Opinion / Op-Ed Contributors

Depression exacts a heavy toll on people

By Cesar Chelala (China Daily) Updated: 2016-07-07 08:09

Depression exacts a heavy toll on people

Activities promoting mental health were held in Beijing on the 20th World Mental Health Day on Oct 10, 2011. [Photo/Asianewsphoto]

Depression is a mental condition characterized by a persistent low mood accompanied by feelings of guilt, low self-esteem and loss of interest in normally enjoyable activities. It is a serious and common mental disorder that may lead to suicide in some and entails significant economic and social costs.

China's rapid economic growth, along with growing social and economic pressures, has increased the awareness about depression and the number of people it affects. The World Health Organization estimates 350 million people of all ages suffer from depression. Although reliable data are difficult to obtain, an estimated 26 million people in China are affected by depression. In the United States, according to the National Institute of Mental Health, 16 million adults had at least one major depressive episode in 2012.

In 2009, WHO said mental illness-which affected 7 percent of the population-had overtaken heart disease and cancer as the biggest burden on China's healthcare system. Among its causes are psychological, genetic and biological factors. In addition, long-term substance abuse could lead to or worsen depression.

People who have painful experiences such as unemployment, bereavement and psychological trauma are more likely to develop depression, which in turn could lead to greater stress and dysfunction. This could become a vicious circle, and needs to be broken.

Depression is particularly common among people above 65 years of age, for whom unexplained memory loss, sleep problems or withdrawal may be signs of depression. This is particularly relevant in China, since the number of Chinese people above 65 is expected to rise from about 100 million in 2005 to more than 329 million in 2050, which is more than the combined populations of Germany, Japan, France and Britain.

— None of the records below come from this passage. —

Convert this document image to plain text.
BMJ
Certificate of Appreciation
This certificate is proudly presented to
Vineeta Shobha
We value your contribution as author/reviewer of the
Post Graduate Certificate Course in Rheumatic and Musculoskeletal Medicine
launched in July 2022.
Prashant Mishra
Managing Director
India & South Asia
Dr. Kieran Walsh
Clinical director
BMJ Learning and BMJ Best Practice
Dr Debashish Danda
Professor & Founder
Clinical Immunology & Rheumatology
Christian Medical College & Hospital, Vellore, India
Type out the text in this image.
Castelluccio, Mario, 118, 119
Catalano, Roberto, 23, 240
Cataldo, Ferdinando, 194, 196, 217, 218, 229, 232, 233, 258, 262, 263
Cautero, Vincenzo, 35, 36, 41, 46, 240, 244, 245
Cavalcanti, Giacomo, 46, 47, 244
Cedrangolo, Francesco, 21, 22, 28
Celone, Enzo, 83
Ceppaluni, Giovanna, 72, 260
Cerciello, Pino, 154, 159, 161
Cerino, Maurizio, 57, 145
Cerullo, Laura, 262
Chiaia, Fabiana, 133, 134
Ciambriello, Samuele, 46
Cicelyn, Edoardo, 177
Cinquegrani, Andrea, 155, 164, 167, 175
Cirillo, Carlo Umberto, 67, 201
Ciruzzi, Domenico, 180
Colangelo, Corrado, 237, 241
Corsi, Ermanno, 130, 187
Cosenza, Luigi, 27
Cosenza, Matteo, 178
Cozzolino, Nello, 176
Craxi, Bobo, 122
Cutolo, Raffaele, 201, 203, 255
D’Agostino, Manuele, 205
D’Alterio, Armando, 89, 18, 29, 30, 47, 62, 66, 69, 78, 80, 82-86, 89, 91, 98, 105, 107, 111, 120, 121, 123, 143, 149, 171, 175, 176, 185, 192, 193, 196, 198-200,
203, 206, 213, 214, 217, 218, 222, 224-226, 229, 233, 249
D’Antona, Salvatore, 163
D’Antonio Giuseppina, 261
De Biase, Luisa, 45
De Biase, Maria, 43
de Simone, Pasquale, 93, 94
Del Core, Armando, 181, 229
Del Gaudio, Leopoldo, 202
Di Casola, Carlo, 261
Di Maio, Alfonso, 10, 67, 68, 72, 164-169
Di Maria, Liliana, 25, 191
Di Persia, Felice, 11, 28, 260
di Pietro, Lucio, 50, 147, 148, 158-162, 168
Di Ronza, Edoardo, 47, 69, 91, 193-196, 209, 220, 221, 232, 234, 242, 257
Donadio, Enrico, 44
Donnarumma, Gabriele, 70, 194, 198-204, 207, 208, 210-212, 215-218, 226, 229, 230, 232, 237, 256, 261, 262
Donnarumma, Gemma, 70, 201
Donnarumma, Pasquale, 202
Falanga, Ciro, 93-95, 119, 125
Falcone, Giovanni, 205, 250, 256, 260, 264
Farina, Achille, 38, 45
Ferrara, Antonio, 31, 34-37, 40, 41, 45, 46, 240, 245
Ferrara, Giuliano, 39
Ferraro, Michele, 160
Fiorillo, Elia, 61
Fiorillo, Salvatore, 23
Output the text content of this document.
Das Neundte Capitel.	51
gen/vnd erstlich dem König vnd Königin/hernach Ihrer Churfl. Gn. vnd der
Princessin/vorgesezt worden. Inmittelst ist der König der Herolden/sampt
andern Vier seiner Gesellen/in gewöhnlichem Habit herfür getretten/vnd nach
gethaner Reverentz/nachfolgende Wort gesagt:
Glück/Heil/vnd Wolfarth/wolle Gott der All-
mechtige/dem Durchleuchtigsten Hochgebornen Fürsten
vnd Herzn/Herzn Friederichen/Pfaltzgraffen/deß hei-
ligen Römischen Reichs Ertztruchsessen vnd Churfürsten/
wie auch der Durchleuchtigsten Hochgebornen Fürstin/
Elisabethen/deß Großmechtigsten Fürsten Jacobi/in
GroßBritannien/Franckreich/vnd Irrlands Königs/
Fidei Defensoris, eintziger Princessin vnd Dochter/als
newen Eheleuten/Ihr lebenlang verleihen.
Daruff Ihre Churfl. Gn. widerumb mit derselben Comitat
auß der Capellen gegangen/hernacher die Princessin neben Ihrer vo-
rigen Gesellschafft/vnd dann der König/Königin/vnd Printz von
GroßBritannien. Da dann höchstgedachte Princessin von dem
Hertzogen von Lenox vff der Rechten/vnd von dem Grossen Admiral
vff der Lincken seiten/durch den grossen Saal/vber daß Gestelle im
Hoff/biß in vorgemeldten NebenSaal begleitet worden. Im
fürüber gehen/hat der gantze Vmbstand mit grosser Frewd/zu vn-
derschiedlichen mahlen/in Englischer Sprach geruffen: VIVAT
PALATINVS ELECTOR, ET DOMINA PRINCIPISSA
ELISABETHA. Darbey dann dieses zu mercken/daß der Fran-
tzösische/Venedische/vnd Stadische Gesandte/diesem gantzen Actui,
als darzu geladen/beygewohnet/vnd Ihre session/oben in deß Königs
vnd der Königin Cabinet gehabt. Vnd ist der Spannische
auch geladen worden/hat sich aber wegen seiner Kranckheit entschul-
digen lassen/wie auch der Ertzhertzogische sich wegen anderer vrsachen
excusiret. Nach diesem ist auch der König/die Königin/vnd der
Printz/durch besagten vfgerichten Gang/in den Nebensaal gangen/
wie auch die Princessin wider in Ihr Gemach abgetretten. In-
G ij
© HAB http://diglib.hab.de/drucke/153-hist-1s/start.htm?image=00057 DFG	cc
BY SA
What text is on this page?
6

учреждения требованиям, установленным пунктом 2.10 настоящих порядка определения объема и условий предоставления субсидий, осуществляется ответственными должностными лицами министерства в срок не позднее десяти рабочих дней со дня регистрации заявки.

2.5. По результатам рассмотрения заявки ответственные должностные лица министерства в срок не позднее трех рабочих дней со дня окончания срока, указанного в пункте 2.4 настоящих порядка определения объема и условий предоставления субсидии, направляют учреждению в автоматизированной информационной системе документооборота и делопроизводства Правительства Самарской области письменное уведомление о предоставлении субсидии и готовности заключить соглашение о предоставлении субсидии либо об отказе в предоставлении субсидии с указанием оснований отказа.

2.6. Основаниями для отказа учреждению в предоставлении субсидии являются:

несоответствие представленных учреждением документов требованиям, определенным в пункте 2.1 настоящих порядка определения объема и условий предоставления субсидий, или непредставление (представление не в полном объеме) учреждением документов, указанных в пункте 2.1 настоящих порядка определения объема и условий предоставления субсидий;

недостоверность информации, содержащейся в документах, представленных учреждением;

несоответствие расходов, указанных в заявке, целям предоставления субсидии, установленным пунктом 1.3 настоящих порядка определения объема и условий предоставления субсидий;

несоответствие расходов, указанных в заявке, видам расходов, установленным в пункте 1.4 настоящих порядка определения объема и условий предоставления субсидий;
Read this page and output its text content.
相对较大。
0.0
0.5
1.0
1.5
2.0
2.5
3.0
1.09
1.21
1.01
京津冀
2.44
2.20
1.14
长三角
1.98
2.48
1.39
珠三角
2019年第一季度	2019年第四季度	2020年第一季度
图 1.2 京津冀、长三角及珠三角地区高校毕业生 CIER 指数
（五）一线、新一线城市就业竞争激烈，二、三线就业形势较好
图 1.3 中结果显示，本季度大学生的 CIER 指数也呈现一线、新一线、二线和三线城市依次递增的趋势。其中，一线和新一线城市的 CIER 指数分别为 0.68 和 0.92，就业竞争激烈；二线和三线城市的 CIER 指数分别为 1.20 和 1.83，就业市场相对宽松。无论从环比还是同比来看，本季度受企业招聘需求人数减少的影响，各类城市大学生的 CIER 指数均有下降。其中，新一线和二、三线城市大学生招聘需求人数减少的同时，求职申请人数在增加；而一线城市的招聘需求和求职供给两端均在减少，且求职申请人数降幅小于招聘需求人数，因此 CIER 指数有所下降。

Increasingly, however, younger people also are being affected by depression, perhaps because of the changing economic and social dynamics. The economic slowdown in China, and the changes on the education and social fronts put increasing stress on the younger generations, and those who cannot cope with it could develop anxiety or depression.

Among adolescents, symptoms of depression include insomnia, fatigue, loss of appetite, lower attention span, apathy and lack of positive expectations. If they show these symptoms for more than two weeks, they are probably suffering from depression.

In some cases, depression can lead to suicide. While in Western countries suicide is more common among men than women, in China it is more common among women, particularly rural women. Unlike in the US, where many men use firearms to commit suicide, rural women in China use strong agricultural pesticides that are kept in the house to take their lives.

Besides, stigma against mental disease-including depression-is still a social problem in China, as well as in most countries around the world. Clinical depression is treatable and, if not addressed, can give rise to serious complications, including suicidal tendency.

So effective treatment that includes psychotherapy and the use of medication should be made readily available to patients, wherever possible. In addition, the use of local health educators who can reach out to rural communities will be an important step in identifying depression among those who do not have access to mental health resources close to home.

The author is a public health consultant for several international organizations.